Illusion of Causality in Visualized Data

A common data interpretation mistake is to assume that a correlation between two variables indicates a causal relationship between them. Even researchers can struggle with this distinction, as finding a correlation can be relatively easy but establishing evidence for a causal explanation is typically challenging.

People routinely see data visualizations (such as tables, bar graphs, line graphs, maps, etc.) in everyday contexts and media. These visualizations are intended to make it easier for people to understand data. Unfortunately, the common mistake of attributing causation based merely on correlation can instead lead to misconceptions.

Previous research has found that perceptions of causality can be context-dependent. When data aligns with a person’s prior beliefs and experiences, they are more likely to judge evidence as sound and stop thinking through other possible explanations (Shah et al., 2017, p. 270).

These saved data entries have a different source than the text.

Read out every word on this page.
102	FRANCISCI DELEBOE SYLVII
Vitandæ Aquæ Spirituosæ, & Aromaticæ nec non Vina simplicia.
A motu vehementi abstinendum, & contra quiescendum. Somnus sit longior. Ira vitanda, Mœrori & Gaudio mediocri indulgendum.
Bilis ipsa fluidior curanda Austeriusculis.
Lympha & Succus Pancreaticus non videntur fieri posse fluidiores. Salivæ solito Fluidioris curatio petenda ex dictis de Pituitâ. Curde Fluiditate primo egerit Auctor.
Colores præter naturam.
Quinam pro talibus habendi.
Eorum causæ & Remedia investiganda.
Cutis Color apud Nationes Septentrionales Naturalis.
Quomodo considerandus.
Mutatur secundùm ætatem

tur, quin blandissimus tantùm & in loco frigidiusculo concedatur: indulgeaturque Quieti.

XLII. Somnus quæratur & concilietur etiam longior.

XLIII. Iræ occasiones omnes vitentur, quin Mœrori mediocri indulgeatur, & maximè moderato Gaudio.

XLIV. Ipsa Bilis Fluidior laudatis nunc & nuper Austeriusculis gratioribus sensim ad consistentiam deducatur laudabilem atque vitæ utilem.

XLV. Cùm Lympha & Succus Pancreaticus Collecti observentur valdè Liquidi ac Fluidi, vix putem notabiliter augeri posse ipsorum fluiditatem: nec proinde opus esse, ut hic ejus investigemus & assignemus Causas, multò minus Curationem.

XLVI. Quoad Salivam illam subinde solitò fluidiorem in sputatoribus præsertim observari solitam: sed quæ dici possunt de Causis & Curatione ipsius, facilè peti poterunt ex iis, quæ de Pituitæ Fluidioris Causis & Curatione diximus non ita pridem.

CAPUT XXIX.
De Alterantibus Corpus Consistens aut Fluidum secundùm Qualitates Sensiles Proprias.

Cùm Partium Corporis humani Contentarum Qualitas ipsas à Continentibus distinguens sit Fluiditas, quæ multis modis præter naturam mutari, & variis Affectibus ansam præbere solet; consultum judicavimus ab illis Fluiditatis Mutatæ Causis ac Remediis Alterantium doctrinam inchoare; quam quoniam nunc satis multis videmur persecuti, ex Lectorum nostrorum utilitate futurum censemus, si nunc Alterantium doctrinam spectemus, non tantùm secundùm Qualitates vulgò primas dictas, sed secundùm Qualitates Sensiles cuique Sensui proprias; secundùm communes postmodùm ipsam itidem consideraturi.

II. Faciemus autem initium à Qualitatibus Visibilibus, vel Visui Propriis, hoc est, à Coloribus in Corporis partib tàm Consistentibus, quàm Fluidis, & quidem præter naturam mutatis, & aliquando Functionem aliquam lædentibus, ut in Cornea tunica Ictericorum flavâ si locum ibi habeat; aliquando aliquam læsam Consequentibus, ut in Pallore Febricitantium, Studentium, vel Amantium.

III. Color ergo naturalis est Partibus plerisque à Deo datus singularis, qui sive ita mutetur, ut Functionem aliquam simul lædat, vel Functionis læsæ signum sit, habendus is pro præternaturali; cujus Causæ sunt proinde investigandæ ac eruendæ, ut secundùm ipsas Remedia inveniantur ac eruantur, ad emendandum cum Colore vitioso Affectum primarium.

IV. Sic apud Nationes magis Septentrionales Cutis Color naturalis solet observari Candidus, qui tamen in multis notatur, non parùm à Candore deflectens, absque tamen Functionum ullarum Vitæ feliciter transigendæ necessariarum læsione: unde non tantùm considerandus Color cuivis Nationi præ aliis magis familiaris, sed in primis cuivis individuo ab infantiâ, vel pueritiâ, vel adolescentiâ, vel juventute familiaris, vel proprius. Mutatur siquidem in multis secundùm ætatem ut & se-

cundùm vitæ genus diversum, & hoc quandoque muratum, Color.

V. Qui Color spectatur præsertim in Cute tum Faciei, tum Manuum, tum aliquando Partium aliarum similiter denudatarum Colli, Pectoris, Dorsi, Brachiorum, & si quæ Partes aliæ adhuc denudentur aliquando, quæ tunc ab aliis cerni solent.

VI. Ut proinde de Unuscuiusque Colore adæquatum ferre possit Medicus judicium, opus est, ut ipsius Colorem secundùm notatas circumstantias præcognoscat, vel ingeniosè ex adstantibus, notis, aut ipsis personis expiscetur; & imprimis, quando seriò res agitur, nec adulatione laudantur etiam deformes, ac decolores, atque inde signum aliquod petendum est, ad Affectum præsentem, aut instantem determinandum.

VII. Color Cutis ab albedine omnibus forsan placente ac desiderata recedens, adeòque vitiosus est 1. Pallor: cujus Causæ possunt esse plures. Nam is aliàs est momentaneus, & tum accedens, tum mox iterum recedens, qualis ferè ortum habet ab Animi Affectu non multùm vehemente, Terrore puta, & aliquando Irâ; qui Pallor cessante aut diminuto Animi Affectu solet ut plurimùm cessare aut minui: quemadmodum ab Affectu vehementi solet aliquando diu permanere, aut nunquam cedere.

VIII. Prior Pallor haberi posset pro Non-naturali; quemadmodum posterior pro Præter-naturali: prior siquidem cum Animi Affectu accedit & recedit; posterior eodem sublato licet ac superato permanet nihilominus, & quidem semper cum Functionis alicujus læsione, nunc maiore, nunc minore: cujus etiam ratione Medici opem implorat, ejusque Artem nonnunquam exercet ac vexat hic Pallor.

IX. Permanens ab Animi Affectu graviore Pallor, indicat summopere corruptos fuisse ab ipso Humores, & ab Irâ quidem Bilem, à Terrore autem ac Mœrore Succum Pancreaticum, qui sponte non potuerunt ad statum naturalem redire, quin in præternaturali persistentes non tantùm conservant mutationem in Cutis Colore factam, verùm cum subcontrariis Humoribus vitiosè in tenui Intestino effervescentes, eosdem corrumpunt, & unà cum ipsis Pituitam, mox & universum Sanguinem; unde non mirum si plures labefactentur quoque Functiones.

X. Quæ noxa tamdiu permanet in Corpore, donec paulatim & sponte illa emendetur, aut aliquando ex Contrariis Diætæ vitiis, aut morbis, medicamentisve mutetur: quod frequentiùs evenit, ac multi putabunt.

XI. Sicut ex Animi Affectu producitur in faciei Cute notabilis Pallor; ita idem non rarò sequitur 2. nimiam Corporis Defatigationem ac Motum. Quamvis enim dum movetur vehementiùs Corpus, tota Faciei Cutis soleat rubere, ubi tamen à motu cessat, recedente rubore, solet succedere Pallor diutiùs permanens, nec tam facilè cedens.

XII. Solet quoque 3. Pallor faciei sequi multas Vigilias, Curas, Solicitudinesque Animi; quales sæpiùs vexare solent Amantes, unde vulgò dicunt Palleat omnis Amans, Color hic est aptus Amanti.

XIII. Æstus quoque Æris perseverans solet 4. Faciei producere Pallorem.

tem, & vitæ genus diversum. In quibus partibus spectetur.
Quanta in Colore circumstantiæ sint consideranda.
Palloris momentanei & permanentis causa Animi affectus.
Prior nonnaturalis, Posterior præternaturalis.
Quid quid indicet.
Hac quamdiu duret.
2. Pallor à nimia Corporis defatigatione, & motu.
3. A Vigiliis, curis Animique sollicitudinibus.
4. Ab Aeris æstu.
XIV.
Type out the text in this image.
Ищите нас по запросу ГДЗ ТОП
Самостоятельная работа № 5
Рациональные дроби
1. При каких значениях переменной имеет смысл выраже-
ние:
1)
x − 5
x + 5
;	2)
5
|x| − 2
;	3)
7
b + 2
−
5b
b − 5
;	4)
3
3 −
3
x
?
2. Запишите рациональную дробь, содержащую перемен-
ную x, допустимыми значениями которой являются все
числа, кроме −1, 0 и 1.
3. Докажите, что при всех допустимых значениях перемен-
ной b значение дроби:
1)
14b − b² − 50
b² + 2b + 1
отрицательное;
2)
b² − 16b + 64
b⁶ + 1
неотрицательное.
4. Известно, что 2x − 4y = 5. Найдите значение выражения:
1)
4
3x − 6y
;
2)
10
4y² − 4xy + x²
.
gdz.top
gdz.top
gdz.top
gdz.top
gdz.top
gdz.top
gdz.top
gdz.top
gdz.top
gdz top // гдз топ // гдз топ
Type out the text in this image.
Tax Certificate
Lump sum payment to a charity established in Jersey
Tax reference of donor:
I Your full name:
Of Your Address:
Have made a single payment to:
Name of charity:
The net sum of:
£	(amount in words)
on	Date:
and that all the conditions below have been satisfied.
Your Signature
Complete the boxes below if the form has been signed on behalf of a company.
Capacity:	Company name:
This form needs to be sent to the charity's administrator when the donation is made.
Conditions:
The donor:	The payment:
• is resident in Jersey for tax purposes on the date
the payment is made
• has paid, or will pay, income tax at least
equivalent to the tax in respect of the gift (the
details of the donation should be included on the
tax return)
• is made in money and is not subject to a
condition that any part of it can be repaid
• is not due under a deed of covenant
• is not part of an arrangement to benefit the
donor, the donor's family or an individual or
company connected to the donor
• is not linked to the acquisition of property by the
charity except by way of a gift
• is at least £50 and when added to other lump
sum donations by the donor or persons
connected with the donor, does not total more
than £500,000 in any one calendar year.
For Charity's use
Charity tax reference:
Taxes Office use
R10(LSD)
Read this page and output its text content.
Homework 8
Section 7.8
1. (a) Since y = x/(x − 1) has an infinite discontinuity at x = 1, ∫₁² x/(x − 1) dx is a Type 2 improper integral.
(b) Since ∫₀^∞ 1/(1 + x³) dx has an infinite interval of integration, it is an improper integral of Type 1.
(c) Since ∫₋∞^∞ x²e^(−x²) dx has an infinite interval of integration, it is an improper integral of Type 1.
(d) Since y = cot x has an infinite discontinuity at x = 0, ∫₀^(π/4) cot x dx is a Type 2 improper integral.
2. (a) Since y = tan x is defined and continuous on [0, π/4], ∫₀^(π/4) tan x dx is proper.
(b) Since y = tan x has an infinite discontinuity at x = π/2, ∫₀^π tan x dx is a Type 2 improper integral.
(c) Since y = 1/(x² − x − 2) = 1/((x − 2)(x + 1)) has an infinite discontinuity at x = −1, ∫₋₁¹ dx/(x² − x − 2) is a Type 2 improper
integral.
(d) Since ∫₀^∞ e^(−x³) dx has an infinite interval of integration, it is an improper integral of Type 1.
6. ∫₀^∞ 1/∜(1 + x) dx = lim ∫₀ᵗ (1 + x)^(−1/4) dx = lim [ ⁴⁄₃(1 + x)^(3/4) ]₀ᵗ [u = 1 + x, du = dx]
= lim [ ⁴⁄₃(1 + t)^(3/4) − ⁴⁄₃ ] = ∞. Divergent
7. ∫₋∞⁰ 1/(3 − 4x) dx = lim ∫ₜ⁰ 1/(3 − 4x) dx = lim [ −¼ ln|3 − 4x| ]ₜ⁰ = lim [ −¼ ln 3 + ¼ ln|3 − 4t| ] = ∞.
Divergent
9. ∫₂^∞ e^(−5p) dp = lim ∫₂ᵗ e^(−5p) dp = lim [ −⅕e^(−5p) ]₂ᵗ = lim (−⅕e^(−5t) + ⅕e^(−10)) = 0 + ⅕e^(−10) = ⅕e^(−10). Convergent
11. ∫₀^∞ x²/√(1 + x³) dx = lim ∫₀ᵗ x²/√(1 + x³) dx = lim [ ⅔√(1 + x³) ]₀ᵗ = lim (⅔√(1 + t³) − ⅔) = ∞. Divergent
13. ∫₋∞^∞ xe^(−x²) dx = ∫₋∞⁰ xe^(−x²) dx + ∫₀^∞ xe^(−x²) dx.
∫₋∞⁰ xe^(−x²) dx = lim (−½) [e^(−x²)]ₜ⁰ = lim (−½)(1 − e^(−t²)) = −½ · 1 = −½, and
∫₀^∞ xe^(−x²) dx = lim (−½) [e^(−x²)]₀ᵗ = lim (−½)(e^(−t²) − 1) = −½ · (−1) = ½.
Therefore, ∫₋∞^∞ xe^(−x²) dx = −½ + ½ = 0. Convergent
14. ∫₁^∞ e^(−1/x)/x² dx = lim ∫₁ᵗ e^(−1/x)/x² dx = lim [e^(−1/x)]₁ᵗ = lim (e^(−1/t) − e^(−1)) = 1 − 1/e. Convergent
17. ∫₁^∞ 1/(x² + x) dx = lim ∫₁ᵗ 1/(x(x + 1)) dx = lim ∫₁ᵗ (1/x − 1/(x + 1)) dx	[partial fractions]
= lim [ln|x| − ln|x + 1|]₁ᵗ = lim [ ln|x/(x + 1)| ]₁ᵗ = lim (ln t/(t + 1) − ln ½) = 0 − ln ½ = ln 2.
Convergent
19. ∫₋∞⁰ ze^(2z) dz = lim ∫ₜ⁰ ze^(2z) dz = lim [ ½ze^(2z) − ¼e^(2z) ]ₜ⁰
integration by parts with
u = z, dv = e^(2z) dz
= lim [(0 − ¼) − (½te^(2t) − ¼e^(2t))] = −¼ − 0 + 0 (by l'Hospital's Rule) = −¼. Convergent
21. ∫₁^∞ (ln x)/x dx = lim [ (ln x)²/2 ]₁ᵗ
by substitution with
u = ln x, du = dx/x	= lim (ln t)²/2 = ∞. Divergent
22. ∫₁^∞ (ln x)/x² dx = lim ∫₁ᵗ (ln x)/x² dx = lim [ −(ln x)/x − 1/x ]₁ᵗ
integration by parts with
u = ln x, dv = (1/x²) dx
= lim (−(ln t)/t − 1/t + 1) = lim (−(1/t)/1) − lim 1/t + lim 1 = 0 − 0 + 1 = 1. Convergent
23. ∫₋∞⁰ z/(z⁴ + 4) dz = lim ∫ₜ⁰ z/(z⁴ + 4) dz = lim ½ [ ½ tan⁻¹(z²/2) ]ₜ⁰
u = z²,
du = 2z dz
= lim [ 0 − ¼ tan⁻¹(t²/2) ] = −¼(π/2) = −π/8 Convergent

How does the design of a data visualization affect people’s perception of correlation and causation? Are there design choices that could help reduce the chances of people mistakenly assuming a causal relationship that may not exist?

These questions were the focus of an investigation by a team at Northwestern University in their research paper titled “Illusion of Causality in Visualized Data” (Xiong et al., 2019).

Methods

The investigation by Xiong et al. (2019) included a pilot experiment and three follow-up experiments. For all of the experiments, participants were recruited through Amazon Mechanical Turk and completed visualization tasks using an online survey.

Participants were shown a visualization and asked to answer graph-reading comprehension questions (true/false responses). These questions were used as a check to screen out participants who did not demonstrate basic graph reading skills.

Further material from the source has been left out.